Whew. Now that all that campaignin' is done, we can get down to business.
It's been fun watching Marty Beckerman evolve over the years, from the sort of nice young man who would tell Salon.com to "suck the seed from his massive Jewish cock" to, well, the sort of guy who goes on faith retreats to Israel and tries getting every woman in the room to do the same thing. However, he does a little more thought into it these days.
Dumbocracy is an attempt to cross Beckerman's own brand of fratire with something approaching socially redeemable. The book is structured as a number of anecdotes about his adventures in the US and abroad, only instead of insight to the human condition, we get half-ashamed anecdotes of drunken and disorderly behavior and a lot of trivia such as Texas A&M requiring professors to "celebrate and promote" homosexuality. ("Welcome to Animal Husbandry 101... now, we know that there are only two types of people from Texas, and those are steers and queers...") Perhaps it's the emotional scarring from growing up Jewish in Palin-land (he's from Anchorage), or perhaps it's ODing on the New York lit scene, but he comes off sounding kind of like Tucker Max spouting annoying factoids with a Davey-and-Goliath moral thrown in at the end—Hunter S. Thompson without the fuck-it-all attitude.
Where Beckerman is at his best is when he shows the idiocy of extremism from both ends of the spectrum, from the Republicans who try to lead him to Christ to the anti-Zionist hippies who are blissfully unaware that Hamas doesn't want their help. Some of it is dated (MacKinnon and Dworkin are old hat), most of the characters are cartoony, and none of it is analyzed in too much depth, but there are some laugh-out-loud moments in there. These are things we've parodied ourselves on this site, and we're not likely to stop any time soon. Marty Beckerman, God love him, can be one funny Jew.

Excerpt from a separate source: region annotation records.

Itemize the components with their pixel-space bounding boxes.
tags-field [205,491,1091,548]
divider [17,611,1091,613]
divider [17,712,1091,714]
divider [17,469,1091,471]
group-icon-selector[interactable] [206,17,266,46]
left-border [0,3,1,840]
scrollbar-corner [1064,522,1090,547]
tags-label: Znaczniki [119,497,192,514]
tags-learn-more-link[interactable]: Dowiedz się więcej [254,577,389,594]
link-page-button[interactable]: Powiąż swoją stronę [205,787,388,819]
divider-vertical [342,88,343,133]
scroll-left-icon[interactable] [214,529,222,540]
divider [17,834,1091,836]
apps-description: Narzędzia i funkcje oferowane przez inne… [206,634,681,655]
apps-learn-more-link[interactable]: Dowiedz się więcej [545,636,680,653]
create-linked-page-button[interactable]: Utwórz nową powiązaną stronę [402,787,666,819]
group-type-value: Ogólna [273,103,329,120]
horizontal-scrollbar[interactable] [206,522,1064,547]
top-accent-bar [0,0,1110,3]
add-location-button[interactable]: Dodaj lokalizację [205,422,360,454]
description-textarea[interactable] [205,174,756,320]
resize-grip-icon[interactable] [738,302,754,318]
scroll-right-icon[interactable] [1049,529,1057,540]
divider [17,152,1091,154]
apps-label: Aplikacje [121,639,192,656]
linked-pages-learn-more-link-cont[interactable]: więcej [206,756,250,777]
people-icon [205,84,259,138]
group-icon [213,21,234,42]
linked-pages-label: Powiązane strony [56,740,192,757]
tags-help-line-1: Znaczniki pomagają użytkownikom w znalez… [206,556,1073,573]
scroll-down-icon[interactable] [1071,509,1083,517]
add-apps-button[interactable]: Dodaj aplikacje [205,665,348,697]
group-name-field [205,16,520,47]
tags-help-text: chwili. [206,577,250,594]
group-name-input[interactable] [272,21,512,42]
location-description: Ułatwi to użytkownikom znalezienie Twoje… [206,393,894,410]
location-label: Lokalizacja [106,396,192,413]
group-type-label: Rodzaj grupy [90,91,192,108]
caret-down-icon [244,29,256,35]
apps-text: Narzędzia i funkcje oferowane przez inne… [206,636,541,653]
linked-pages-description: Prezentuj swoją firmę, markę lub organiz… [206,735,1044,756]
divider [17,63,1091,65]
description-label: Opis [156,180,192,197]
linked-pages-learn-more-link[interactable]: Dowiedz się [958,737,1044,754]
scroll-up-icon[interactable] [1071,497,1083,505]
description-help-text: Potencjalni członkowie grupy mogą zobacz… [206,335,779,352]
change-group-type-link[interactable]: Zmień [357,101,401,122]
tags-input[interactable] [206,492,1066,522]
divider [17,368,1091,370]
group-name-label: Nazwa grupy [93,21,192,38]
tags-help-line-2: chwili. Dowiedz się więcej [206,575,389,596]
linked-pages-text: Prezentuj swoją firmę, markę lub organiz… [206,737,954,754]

The fatal flaw is that, deep down, Beckerman has a heart; he cares. As a result, Dumbocracy is neither white nor black, hot nor cold, Yankees nor Mets. Beckerman's not misanthropic enough to not care, and so comes back to say that he was just kidding about all the non-politically correct stuff—which takes away the little shock value that expressing the sentiments had in the first place. Unfortunately, this sort of drek overshadows the almost-glimpsed gleams of intelligence that are strewn throughout the book. It's almost as if he's afraid to cut the umbilical cord that reaches back to Generation S.L.U.T. and Death to All Cheerleaders, and allow the humor to be the clipped point on the razor-sharp knife of insight.
Even worse, the book was released at the exact wrong cultural moment. What's most valuable about Dumbocracy is that it's a demonstration of how quickly the zeitgeist can shift. A month ago, Beckerman's Generation Y nihilism ("people who believe in things are idiots and there is no God, so why not get drunk?") would have seemed hip and irreverent, almost a rational reaction to a world that's gone to shit. If the Titanic's sinking and there are no lifeboats are left, we might as well open the champagne. Since November 4, all that has changed. For the first time in eight years, we feel like there's hope in the world.
Dumbocracy is Beckerman's third book, and he went through hell to get it published. We hope it opens the doors for a fourth—one in which he definitively breaks with his "professional asshole" past and gives us the brilliance of which we know he's capable.